White pigments are dominated by the use of titanium dioxide (TiO2).  It has excellent hiding power and ultraviolet (UV) resistance.  Yet, TiO2 can have a negative effect on glass filled resin systems: the hard TiO2 particles tend to break down the glass as it is dispersed in the resin.  This has a negative effect on the physical properties of the final molded product.  When working with glass filled resins, barium sulfide (BaS) is a better choice to obtain the white color.  BaS will not break down the glass.  Yet, BaS’s hiding power is much less than TiO2 and must be used in higher concentration.

Another white pigment is zinc oxide (ZnO).   ZnO is not commonly used to obtain a white color since it cannot compete with the hiding power of TiO2.  However, ZnO has a practical use as a fungicide additive in plastics.  If the application requires a white pigment with anti-microbial properties, ZnO is a good choice.
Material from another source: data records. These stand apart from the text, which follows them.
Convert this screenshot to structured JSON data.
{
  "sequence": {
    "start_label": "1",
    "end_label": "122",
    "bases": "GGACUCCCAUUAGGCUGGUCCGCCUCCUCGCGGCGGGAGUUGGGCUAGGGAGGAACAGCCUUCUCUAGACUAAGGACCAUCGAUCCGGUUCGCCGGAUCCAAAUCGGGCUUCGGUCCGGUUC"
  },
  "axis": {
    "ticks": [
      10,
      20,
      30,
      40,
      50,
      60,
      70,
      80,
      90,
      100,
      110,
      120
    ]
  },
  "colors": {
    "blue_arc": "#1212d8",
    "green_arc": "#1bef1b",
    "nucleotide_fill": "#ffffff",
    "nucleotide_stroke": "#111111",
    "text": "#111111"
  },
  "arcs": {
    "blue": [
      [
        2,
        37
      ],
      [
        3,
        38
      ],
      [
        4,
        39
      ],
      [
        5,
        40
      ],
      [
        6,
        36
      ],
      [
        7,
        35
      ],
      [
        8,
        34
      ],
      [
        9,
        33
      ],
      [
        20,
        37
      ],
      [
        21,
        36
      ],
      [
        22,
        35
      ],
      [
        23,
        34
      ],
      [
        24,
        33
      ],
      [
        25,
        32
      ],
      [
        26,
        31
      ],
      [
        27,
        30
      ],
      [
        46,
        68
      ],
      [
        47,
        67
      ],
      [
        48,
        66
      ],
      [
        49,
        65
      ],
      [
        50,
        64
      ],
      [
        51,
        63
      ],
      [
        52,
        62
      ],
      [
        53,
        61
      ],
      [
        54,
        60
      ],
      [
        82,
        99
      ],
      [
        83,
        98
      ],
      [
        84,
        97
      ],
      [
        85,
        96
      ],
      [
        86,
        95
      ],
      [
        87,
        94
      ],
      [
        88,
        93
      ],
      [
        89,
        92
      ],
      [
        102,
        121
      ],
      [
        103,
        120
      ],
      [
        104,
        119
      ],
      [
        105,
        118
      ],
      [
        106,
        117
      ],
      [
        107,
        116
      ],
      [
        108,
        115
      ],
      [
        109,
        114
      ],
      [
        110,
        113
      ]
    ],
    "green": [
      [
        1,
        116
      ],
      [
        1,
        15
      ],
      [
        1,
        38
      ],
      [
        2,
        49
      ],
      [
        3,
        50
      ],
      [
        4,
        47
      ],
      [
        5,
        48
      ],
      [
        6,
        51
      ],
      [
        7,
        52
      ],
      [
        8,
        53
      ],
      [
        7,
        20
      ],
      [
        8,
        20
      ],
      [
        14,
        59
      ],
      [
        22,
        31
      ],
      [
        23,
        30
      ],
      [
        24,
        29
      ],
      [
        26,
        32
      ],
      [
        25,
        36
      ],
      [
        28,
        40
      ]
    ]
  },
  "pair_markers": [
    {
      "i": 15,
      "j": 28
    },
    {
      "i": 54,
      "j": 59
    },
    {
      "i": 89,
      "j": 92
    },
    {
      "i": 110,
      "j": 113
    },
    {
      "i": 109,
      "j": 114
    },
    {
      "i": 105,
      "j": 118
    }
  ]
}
Antimony trioxide (Sb2O3) is a white pigment, though cost is too high to be used solely for color.  In combination with chlorinated or brominated polymers it is an effective fire retardant, yet its use has been reduced due to increased regulations from RoHS (Restriction of Hazardous Substances).

YELLOW

Common yellow and orange colors are made from iron oxide yellows, FeO(OH), which are inorganic pigments.  Iron oxide yellows give an opaque yellow color and are generally inexpensive.  They are, however, sensitive to high heat (>150°C) and shift toward a red color when overheated[4].   Chrome yellow pigments give a bright yellow color, though their lead content limits their applicative use.  Organic yellow pigments have greater transparency than inorganics, yet are susceptible to fading in outdoor applications.

RED

Red iron oxides, Fe2O3, are an inorganic red pigments that gives the familiar red barn color.  Iron oxide reds are thermally stable and have relatively low cost.  Their particle size can be optimized for hiding and transparency.  The Fe(+3) acts as a Lewis acid and, even at low concentrations, can pose problems for polyvinyl chloride (PVC) and polycarbonate (PC) resins.  Organic red pigments also give good color, though at a higher cost than red iron oxide.

BLUE and GREEN

Inorganic blue color is typically achieved with iron blue (ferric ammonium ferrocyanide, FeNH4Fe(CN)6 ), which is a reddish shade of blue with fairly good properties.  Inorganic greens are made from various ratios of iron blue and chrome yellow.  These inorganics are seeing reduced use due to their lead content.  This, in turn, has increased the use of organic blues and greens; copper phthalocyanine (CPC) pigments.  CPC pigments are commonly called phthalo blue and phthalo green.  They have very good exterior durability, chemical resistivity, and are heat stable.  While cost per pound is fairly high, the cost per volume is moderate due to their excellent color strength.

BLACK

Almost all black pigments are carbon blacks.  They absorb UV and are the most stable in exterior exposure.  Carbon black pigments have a range of particle sizes.  The particle size is what determines the degree of jetness or the intensity of blackness.  The highest degree of jetness comes from the smallest particle sizes, which is 5-15 nm.  Various grades of carbon black are available in the 50-200 nm size.  Larger particle sizes, around 0.5 μ m, give a gray color.  Due to the small particle size of carbon black, increasing the pigment loading will commonly give rise to higher viscosity.  Increased dispersion of the small carbon black particles in the resin has been shown to give improved mechanical properties[5].  Other black pigments include acetylene black and iron oxide black.  Acetylene black pigments increase electrical conductivity.  When a lighter shade of black is required, iron oxide blacks are used.

Hopefully this article gives some background and insight into colorants and their selection.  Having the combined knowledge of how color is perceived, what can affect color matching, and what colorants are used should give a strong foundation for understanding and achieving acceptable color in a molded plastic part.